Since the beginning of KM, advocates have talked about the connection between KM and eLearning. However, this seems to be a dream largely unrealized as the connections have been more at the commentary level than the implementation level. One reason is political, as many knowledge management activities come from IT organizations, while most individual learning initiatives come from the HR organizations. In practice, these two functions are often as “siloed” as the business units they support. Another reason is technical, as past tools have not always made the true integration of eLearning with the core knowledge repositories an easy task. Courses are more likely to have knowledge repositories within the course system than linkages to the actual KM system used within the organization. Most existing connections are simple links between KM and learning within portals.
Several years back, during my Accenture tenure, we designed an internal eLearning course on knowledge management that tried to go beyond simple linkage and illustrate the desired connection between KM and learning. As part of this course we connected the eLearning modules with a treaded discussion in the firm’s Notes-based central knowledge management system. Participants were required to post their assignments in this treaded discussion forum that was open to the rest of the firm. For example, participants had to describe possible value propositions for KM within their existing clients. This could begin to generate a database of KM value propositions by industry and function that consultants could use back on the job. Participants were also required to comment on the assignments of at least two of their colleagues to encourage dialog. However, it took some significant heavy lifting by our technology experts to get this integration between the eLearning course and the KM system to work. This connection had some modest success but the approach was not re-used in other courses. However, many other courses, both workshops and eLearning, required participants to use the KM system to complete course requirements but they did not have any technical integration. This latter approach was much easier to implement and certainly provided value to the course and promoted subsequent use of KM.
Now, a new generation of collaboration tools opens up the possibility of greater true integration of KM and eLearning beyond simple linkage. For example, the LRN tool set built on the OpenACS architecture has both web log and RSS capabilities. This provides the platform for many creative instructional design options and has the potential to facilitate a stronger connection between KM and eLearning.

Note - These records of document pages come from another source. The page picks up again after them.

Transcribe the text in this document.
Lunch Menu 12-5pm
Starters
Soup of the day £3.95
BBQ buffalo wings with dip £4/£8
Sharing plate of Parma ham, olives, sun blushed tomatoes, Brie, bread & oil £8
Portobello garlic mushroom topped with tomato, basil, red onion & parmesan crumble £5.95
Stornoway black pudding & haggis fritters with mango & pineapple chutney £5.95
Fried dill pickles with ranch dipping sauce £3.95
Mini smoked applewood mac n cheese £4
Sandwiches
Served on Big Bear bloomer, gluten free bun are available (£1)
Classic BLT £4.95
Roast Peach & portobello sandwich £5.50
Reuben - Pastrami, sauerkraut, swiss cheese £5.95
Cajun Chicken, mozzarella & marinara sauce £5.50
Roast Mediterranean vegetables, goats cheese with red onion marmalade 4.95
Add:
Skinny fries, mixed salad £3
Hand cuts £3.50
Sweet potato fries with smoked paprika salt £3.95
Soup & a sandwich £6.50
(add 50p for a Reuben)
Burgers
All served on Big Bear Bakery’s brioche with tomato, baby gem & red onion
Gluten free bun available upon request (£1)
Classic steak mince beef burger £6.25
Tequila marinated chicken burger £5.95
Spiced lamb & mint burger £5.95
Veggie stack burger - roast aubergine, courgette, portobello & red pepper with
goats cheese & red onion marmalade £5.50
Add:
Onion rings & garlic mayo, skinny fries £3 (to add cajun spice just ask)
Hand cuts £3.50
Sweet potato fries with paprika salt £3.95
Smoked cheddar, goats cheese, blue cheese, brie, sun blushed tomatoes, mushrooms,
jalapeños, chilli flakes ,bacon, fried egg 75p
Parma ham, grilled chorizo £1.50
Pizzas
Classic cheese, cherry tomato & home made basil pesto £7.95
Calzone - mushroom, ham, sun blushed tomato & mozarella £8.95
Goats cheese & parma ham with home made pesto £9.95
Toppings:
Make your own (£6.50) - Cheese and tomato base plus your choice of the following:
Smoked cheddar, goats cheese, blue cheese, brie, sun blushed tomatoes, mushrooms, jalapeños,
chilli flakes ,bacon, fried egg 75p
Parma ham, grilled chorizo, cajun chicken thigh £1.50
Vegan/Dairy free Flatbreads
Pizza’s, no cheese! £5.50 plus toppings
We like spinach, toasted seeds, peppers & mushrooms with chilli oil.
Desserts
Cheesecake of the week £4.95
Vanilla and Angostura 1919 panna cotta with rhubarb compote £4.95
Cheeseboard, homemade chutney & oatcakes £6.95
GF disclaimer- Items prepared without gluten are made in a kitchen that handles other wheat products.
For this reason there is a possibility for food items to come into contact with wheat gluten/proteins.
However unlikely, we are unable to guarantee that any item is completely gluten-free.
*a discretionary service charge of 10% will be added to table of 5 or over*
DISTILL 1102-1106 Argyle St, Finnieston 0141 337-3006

We have been using weblogs as the "course management" system for our elearning programs this year and have had considerable success with them. We are getting much more discussion on the weblog than we had on our course discussions system (based on the ACS). I think the reason for this is that people get exposure on the weblog that they did not get on the email discussion list; therefore they are much more motivated to participate. We also have found that the weblog is better at capturing what is going on the leve of peer-to-peer than other tools we have used. In fact I think the distinction between elearning and km disappears when you re-frame them both as peer-to-peer learning and knowledge tools.
Posted by: Kathleen Gilroy | May 10, 2004 at 03:22 PM
Thanks for your comment and you raise excellent points. I am new to blogs and started this one as an experiment, along with another one of a very different topic. They appear to hold great promise for a number of functions and are certainly easy to use. It seems that blogs, with their extensive search functions, are designed for more exposure and distribution than dialog. While dialog is also enabled, the more public the web blog, the less likely that dialog will occur within the blog. In the case of my experiment, an unscientific sample of two by the same author, dialog has been generated but so far it has occurred more outside the blog than within it. Chat sessions, were dialog is the first priority and broad exposure, an available, but secondary function, because of the more limited search, still seems to get better dialog going within it. But then I could easily be wrong here and it may just be that people are more used to chat than blogs for dialog or I am not yet fully using the medium to its advantage in my blogs. In your examples, it seems using web blog technology for a very focused target audience around a specific task, completing a course, combines the best of both. You are driving up usage because of the exposure features of the blog yet doing it in a traditional discussion group setting which is designed to encourage dialog between group members on a common task. I also support the notion that KM and learning should be considered the same thing on many levels. I just apply the overly simple distinction that learning is what you do to prepare yourself for a task and KM is what you access while doing the task but both direct instruction and knowledge discovery should be able in both situations.